The little bit I've seen of Shafiei suggests he'll be a solid defender, but why Seoul would bring in a center back when goals have been at such a premium for them is bizarre to say the least. Filling the +1 Asian Foreign Player roster spot with a lock down center back is nothing new in this league. A good number of teams usually go to Australian shores to do so, but regardless of where you're getting the player it makes sense. Usually.... but not so much in Seoul's case. In spite of some ridiculous mental gaffes and the woeful early season play from Yoo Hyun, Seoul have conceded fewer times than anyone other than Jeju and Jeonbuk. Prone to mistakes, sure, but in need of reinforcements? Not exactly. The need for a non-Dejan option up top has been apparent since there was snow on the ground, and yet Seoul chose to use one of their four foreign roster spots on a defender. The Brazilian Maurinho being cut would suggest the front office has plans to bolster the attack with another foreigner, but why limit the mercenaries to just one? Why not look to Japan, Australia, or (gasp) Southeast Asia for a shadow striker to play behind Dejan and clean up any messes left behind? Again, I wish all of the best for Khaled Shafiei as he blazes a new path here in Korea, I just question the front office's choice to bring him in right now.

The Adversary

After 16 matches, the Dragons enter Wednesday night with a single draw to their name this season. With multiple 5-0 victories and a few collapses, this team is the epitome of all or nothing. The result of this style of play has been a meager two clean sheets and conceding at least one goal in every single one of their away matches. More importantly, 75% of their games have had over 2.5 goals scored in total, so this one should be fun to watch! Jeonnam has been an entertaining team since shrugging off their annual slow start with strong contributions from multiple players. The return of Lee Ho-seung in net helped stem the flow of goals the team had let in during the early months, and the Vedran Jugović Kim Young-wook midfield pairing has been one of the league's best when at their best. It hasn't exactly been a dream return to league play for Jeonnam going 1-1-1 since K League returned from the extended U20 World Cup break. This midweek match comes at the beginning of a brutal stretch of games for the Dragons that will see them host Seoul and Jeju before hitting the road to play Pohang and Gangwon. If Jeonnam's to assert themselves as true contenders for an ACL spot, these are the types of games they will have to win, and no doubt they will be putting out their strongest lineup vs Seoul to try and take advantage of a team on the slide.

Who To Watch

The emergence of Jair as one of K League's best attackers has been among the league's most intriguing story lines this season. He had a tremendous return to K League last season, but tapered off towards the end. Admittedly, a big reason his goal totals took a nosedive was manager Noh Sang-rae insisting the team abandon the quick pass and move 3-4-3 formation that had brought them so much success in favor of playing to the inept target man Park Gi-dong. However, there has been no such issue this year and the Dragons are fully Jair's team up top. Keeping an eye on his rise will be especially interesting in the coming weeks as the transfer window barrels ever closer, but he is still wearing yellow for now. With Hungarian import Feczesin proving less than stellar in his debut season, Jair has occasionally played up top for Jeonnam, but is much better suited on the wing where he can use his explosiveness to cut inside and shoot or draw defenders to him before pinging in a cross. Regardless of whether or not the Brazilian will be on the move this summer, he will almost assuredly be in the lineup Wednesday night looking to increase his league best goal total.
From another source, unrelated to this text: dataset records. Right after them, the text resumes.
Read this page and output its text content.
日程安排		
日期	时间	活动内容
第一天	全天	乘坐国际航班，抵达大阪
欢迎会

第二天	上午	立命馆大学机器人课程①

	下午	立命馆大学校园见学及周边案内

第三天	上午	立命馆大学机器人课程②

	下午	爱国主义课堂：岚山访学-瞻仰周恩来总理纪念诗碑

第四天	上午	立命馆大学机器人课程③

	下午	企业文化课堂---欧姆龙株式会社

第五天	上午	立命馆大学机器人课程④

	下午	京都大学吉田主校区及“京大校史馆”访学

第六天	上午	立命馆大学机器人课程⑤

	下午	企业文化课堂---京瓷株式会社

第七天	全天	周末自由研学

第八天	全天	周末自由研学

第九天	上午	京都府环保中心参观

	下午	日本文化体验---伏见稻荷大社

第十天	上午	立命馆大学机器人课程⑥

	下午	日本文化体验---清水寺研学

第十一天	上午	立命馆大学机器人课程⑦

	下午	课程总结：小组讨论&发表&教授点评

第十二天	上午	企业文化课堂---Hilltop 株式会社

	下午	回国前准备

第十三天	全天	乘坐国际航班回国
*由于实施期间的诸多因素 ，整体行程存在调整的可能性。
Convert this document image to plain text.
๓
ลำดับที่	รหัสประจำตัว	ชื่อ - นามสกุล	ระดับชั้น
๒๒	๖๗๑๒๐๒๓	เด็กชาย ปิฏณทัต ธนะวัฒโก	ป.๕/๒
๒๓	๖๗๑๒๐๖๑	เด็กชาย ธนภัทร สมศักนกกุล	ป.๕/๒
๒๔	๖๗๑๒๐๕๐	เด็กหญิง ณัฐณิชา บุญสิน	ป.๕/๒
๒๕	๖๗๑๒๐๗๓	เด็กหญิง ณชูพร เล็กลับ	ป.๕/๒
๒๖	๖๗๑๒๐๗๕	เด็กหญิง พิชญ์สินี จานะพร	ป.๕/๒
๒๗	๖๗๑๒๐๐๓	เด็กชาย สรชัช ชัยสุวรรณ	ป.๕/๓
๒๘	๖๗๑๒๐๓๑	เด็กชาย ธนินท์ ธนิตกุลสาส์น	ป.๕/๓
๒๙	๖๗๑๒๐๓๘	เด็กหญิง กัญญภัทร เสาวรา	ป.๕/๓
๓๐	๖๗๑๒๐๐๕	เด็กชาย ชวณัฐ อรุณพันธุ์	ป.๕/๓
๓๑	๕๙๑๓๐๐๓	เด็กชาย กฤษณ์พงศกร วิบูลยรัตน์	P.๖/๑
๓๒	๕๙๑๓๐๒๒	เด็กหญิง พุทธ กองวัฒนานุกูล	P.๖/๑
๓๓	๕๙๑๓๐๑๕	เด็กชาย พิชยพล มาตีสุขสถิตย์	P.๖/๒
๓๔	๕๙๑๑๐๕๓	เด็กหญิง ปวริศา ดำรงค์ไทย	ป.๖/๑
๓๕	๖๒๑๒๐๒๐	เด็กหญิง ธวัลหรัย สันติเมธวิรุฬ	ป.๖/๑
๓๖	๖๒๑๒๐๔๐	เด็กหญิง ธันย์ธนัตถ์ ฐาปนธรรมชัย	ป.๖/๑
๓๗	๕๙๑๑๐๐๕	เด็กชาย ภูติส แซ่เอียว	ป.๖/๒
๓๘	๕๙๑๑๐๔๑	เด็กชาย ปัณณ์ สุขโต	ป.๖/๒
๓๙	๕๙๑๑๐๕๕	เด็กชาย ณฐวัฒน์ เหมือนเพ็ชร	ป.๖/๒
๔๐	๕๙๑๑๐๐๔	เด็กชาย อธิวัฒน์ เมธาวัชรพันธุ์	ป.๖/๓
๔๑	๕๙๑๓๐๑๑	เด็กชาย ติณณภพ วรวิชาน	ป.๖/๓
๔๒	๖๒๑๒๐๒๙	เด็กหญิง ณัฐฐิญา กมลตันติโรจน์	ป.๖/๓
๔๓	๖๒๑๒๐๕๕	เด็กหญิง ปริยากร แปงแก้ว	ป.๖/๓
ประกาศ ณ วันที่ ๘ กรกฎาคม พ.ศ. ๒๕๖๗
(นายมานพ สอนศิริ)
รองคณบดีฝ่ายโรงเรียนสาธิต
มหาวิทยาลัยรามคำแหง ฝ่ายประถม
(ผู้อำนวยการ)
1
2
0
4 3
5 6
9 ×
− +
Gwangyang Stadium isn't exactly a fortress for the Dragons this year with four wins and four losses. That said, Seoul will be playing their fourth game in 10 days and have to make the long trek down to South Jeolla on tired legs. Additionally, Seoul have only mustered two away wins this year and, as mentioned, simply don't look up for much right now. They may find the back of the net, but Jeonnam is likely the team who wants this more and that will come through in the end.